JCDecaux is in three broad categories of advertising out-of-home: Street furniture; Billboards; and Transport. They have built their company on bundling the services together as much as they can when bidding for business, as they have synergies among the services in a given city or neighborhood in terms of sharing their costs in maintenance, personnel and in ad selling.

However, the trend now is for cities to unbundle the contracts so they can get more competitive (cheaper) pricing so that the company has to make decisions to compete for this unbundled business – or not – and for them they generally do not.

Jean-Francois expressed skepticism about the effectiveness for cities of working with many vendors for the same physical fixture.

  • He said that the situation in London for them (where they only have the physical bus shelters) is not ideal since they did not get the maintenance contract.
  • He also talked about the city of Paris separating the bike rental market from the advertising market, so that now the city does not get the bike service for free, but has to pay for that service – hoping to make up the money in the ad revenue they receive from another company.

“Phigital”

JCDecaux out-of-door business is being deeply affected by the digital revolution in media, and Jean-Francois called their strategy Physical + Digital or Phygital strategy.

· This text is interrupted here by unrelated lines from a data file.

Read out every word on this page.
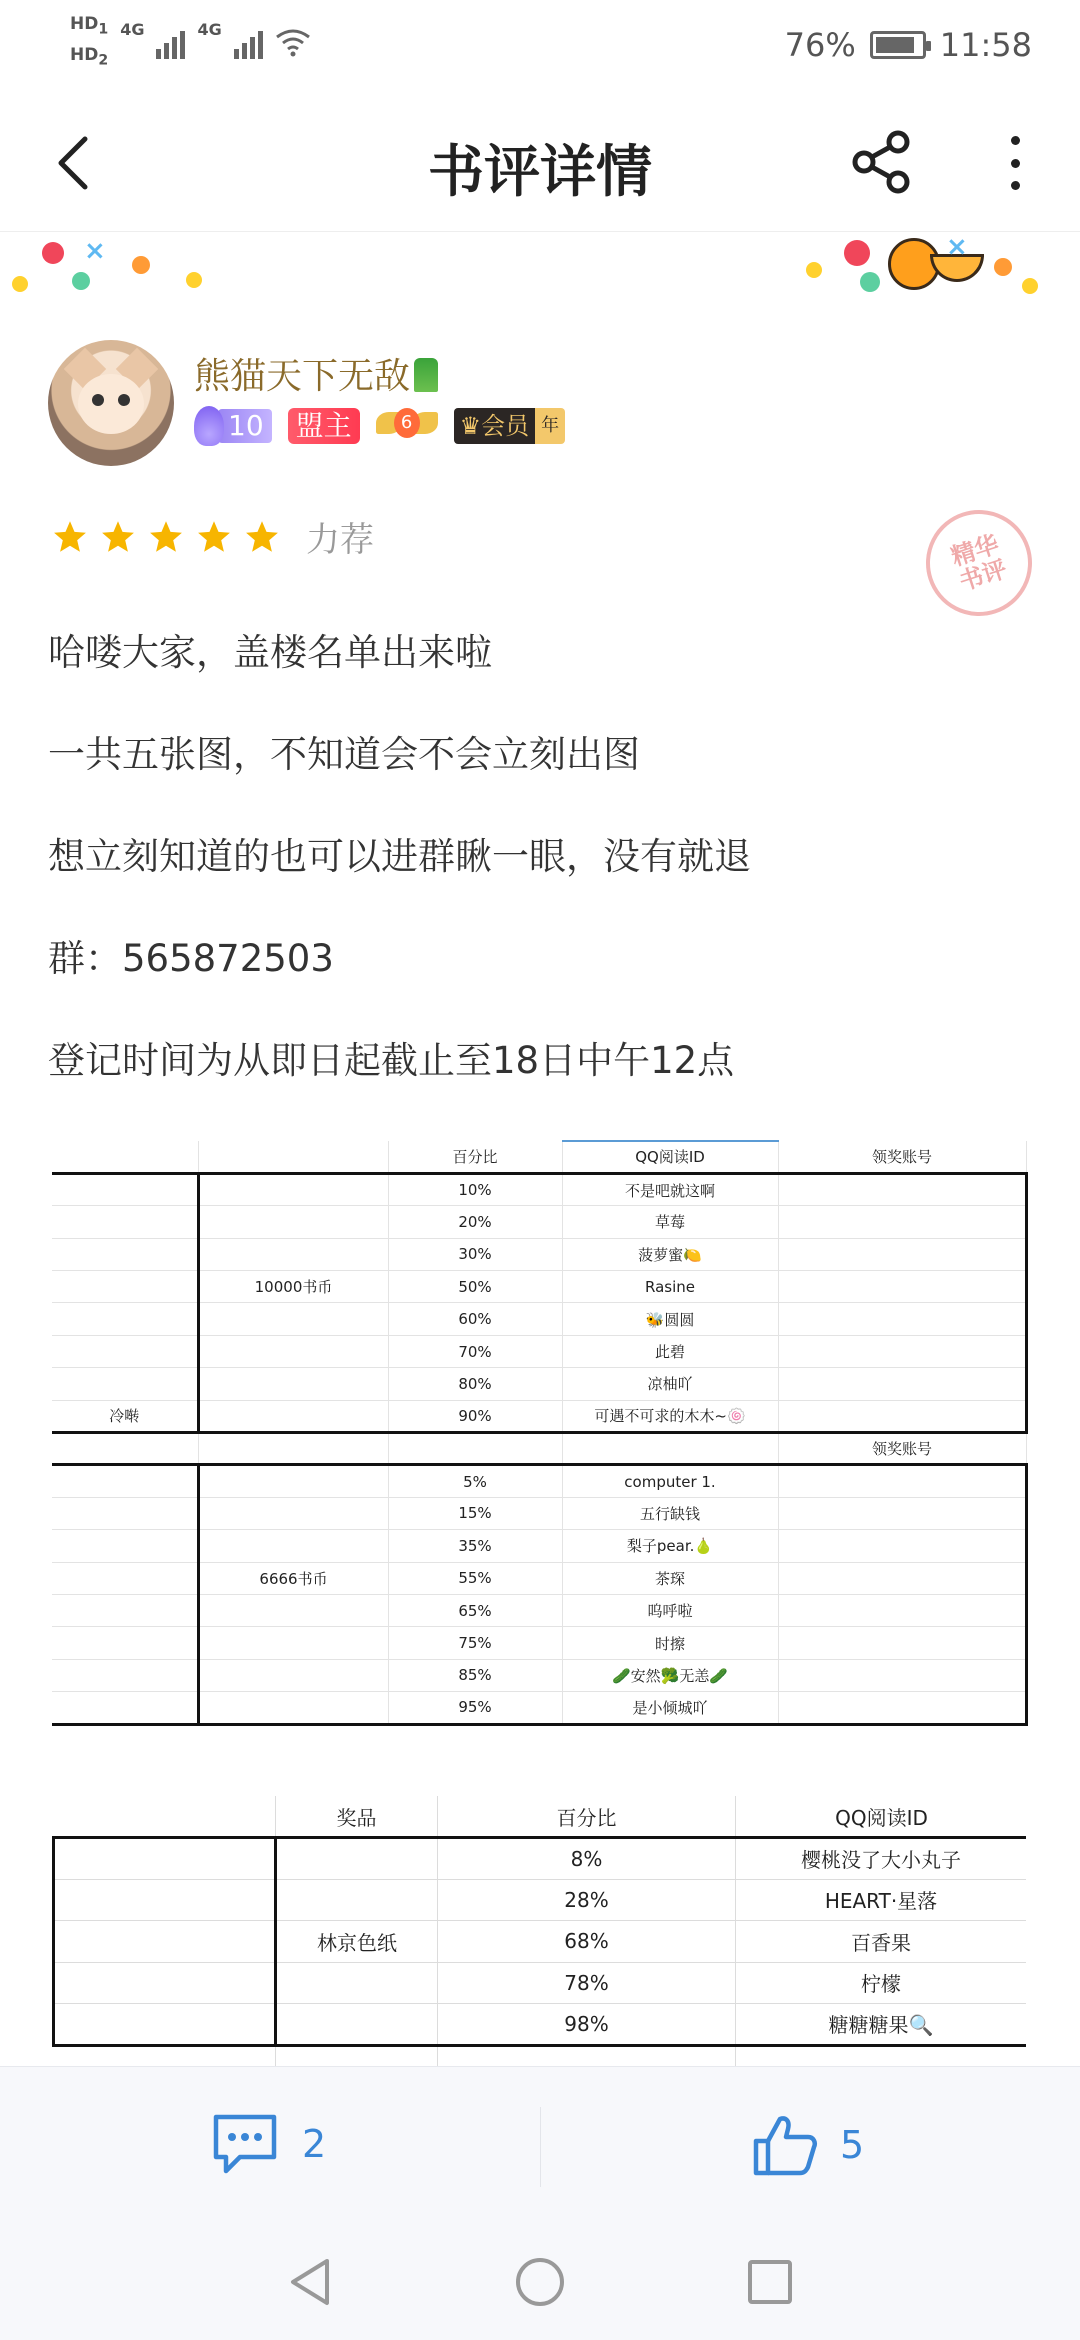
$HD_1$
$HD_2$
4G	4G	76%	11:58
书评详情
×	×
熊猫天下无敌
10 盟主	6	♛会员 年
力荐	精华书评
哈喽大家，盖楼名单出来啦
一共五张图，不知道会不会立刻出图
想立刻知道的也可以进群瞅一眼，没有就退
群：565872503
登记时间为从即日起截止至18日中午12点
		百分比	QQ阅读ID	领奖账号
		10%	不是吧就这啊	
		20%	草莓	
		30%	菠萝蜜🍋	
	10000书币	50%	Rasine	
		60%	🐝圆圆	
		70%	此碧	
		80%	凉柚吖	
冷啭		90%	可遇不可求的木木~🍥	
				领奖账号
		5%	computer 1.	
		15%	五行缺钱	
		35%	梨子pear.🍐	
	6666书币	55%	茶琛	
		65%	呜呼啦	
		75%	时擦	
		85%	🥒安然🥦无恙🥒	
		95%	是小倾城吖	
	奖品	百分比	QQ阅读ID
		8%	樱桃没了大小丸子
		28%	HEART·星落
	林京色纸	68%	百香果
		78%	柠檬
		98%	糖糖糖果🔍

2	5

  • Street furniture is being equipped to receive live information for display, which not only broadcasts the advertisements, but gives citizens information about air pollution, traffic and the weather as it is happening.
  • The operating margin was 23% in 2013 but dropped to 19% in 2017 because “We are in the middle of a major transition to digital,” said Jean-Charles.
  • The company is launching programmatic ad selling in the out-of-home categories. The managers said that right now 0% of OOH is sold that way, although in digital advertising, much more than 50% of advertising is sold that way. They see programmatic as the future across all ad categories. They are rolling out their platform in the U.K. called Viooh (pronounced View.) Jean-Francois says this “new IT platform means we will be going in a direction which we have never gone before.”

Global, but specialized, and multi-local

JCDecaux “is the largest firm in the world for out-of-home advertising. And we are only about 13-14% of the global market. So there is a lot of room for us to grow and to consolidate. There are no frontiers,” said Jean-Charles.

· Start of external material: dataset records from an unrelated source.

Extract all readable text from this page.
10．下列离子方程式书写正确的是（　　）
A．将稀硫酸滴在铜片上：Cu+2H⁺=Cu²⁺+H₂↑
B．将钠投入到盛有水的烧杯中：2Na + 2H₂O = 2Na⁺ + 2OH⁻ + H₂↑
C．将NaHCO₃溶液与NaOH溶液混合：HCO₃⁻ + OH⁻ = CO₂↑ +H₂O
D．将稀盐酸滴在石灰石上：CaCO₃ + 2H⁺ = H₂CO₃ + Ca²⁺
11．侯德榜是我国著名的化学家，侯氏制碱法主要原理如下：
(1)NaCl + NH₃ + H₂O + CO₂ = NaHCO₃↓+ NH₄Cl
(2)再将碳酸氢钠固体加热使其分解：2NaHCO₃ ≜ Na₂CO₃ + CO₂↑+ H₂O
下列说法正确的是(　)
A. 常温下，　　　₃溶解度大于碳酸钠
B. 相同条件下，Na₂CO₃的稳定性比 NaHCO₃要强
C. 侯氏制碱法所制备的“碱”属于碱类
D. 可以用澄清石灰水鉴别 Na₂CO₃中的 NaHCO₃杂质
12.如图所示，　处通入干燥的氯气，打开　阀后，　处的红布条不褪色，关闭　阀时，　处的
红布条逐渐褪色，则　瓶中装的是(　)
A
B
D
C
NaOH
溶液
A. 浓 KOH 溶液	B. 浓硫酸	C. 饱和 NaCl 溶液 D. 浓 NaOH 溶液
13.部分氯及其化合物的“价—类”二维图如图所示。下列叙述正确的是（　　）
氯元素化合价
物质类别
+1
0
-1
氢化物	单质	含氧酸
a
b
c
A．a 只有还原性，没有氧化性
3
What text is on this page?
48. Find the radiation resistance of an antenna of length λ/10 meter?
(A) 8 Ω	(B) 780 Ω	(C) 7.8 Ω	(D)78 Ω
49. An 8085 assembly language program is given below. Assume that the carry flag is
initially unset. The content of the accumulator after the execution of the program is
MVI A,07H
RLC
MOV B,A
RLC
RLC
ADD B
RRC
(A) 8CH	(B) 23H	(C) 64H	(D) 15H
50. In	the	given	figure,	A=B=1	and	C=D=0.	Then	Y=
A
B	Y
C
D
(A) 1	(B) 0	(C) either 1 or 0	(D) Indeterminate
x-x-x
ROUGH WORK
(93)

The brothers talked about their decision to stay focused as a pure player on OOH, with the goal to gain market share geography by geography in their space. At this time, their vision crashed head-to-head of that of CBS/Clear Channel which was to own media across all media – OOH, cable, TV, Radio other areas. Jean-Francois pointed out that Clear Channel is now in chapter 11.

-by Ava Seave

Adjunct Associate Professor, Columbia Business SchoolAdjunct Assistant Professor, Columbia Journalism School.

Ava, who closely follows JCDecaux’s doings,  came along as a guest to the AAPA meeting with the Decaux brothers.